Já é bastante conhecido o entendimento jurisprudencial segundo o qual o artigo 18 da Lei n. 7.347/1985 seria aplicável às ações de improbidade administrativa para afastar honorários sucumbenciais em ações de improbidade, salvo comprovada má-fé (REsp. 577.804/RS, DJ de 14.02.2006).

De pronto, temos reservas quanto àquele posicionamento, rechaçando a mescla entre os ritos da ação civil pública e da ação de improbidade: as ações são diversas, com escopos diversos e procedimentos diversos. Ainda além, a norma, originalmente dirigida a associações — que não possuem fins lucrativos —, acabaria ampliada para inexplicavelmente alcançar também o Ministério Público.

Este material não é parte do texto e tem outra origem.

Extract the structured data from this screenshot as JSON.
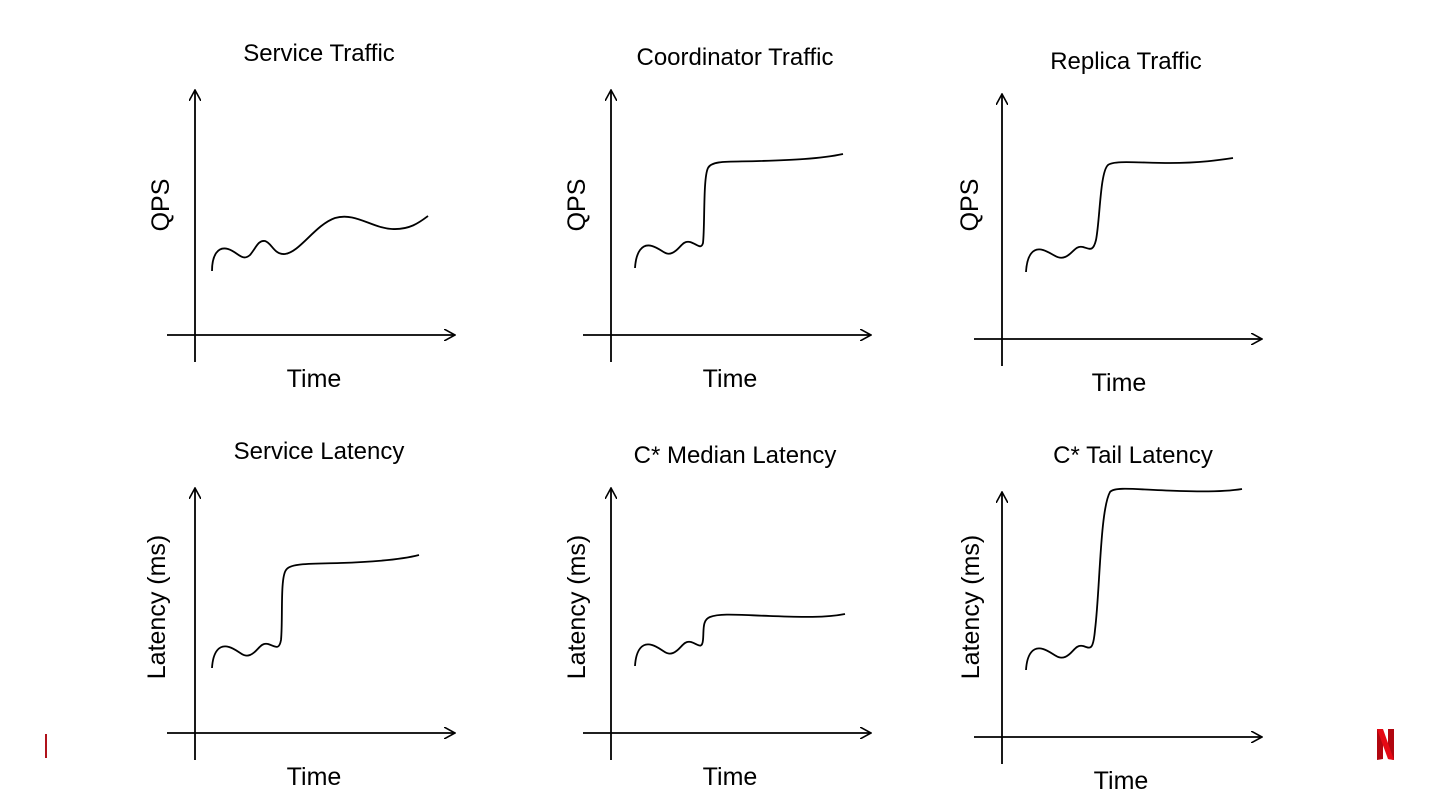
{
  "panels": [
    {
      "title": "Service Traffic",
      "ylabel": "QPS",
      "xlabel": "Time"
    },
    {
      "title": "Coordinator Traffic",
      "ylabel": "QPS",
      "xlabel": "Time"
    },
    {
      "title": "Replica Traffic",
      "ylabel": "QPS",
      "xlabel": "Time"
    },
    {
      "title": "Service Latency",
      "ylabel": "Latency (ms)",
      "xlabel": "Time"
    },
    {
      "title": "C* Median Latency",
      "ylabel": "Latency (ms)",
      "xlabel": "Time"
    },
    {
      "title": "C* Tail Latency",
      "ylabel": "Latency (ms)",
      "xlabel": "Time"
    }
  ],
  "logo": "N",
  "colors": {
    "brand": "#e50914",
    "accent_bar": "#b0121b"
  }
}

Sem prejuízo, concedemos que essa fusão procedimental já se encontra banalizada e chancelada jurisprudencialmente, o que fez com que a “importação” do referido artigo 18 para a seara da improbidade exigisse como ajustes (i) a ampliação da isenção de honorários, não apenas para associações, como também para quem quer que viesse a funcionar como autor da ação e, (ii) por um critério de simetria, a imunização também em favor do réu, mantida, contudo, em ambos os casos, a ressalva quanto à má-fé como possibilidade de afastamento da imunidade.

Inobstante, como dito, admitamos a consolidação do entendimento atual, alguns fatores práticos, colecionados a partir do desenvolvimento do instituto da improbidade, nos inspiraram a insistir na revisita à questão dos honorários sucumbenciais.

O primeiro desses fatores é a cobrança de valores estratosféricos muitas vezes lançados por mera estimativa e por uma espécie de presunção cuja desconstituição exigiria prova verdadeiramente diabólica. Temos para nós que, incidissem como verba que possui feição em certa medida sancionatória, os honorários poderiam estimular uma calibragem mais racional e esmerada de pretensões que não raro são deduzidas a esmo sem qualquer constrangimento.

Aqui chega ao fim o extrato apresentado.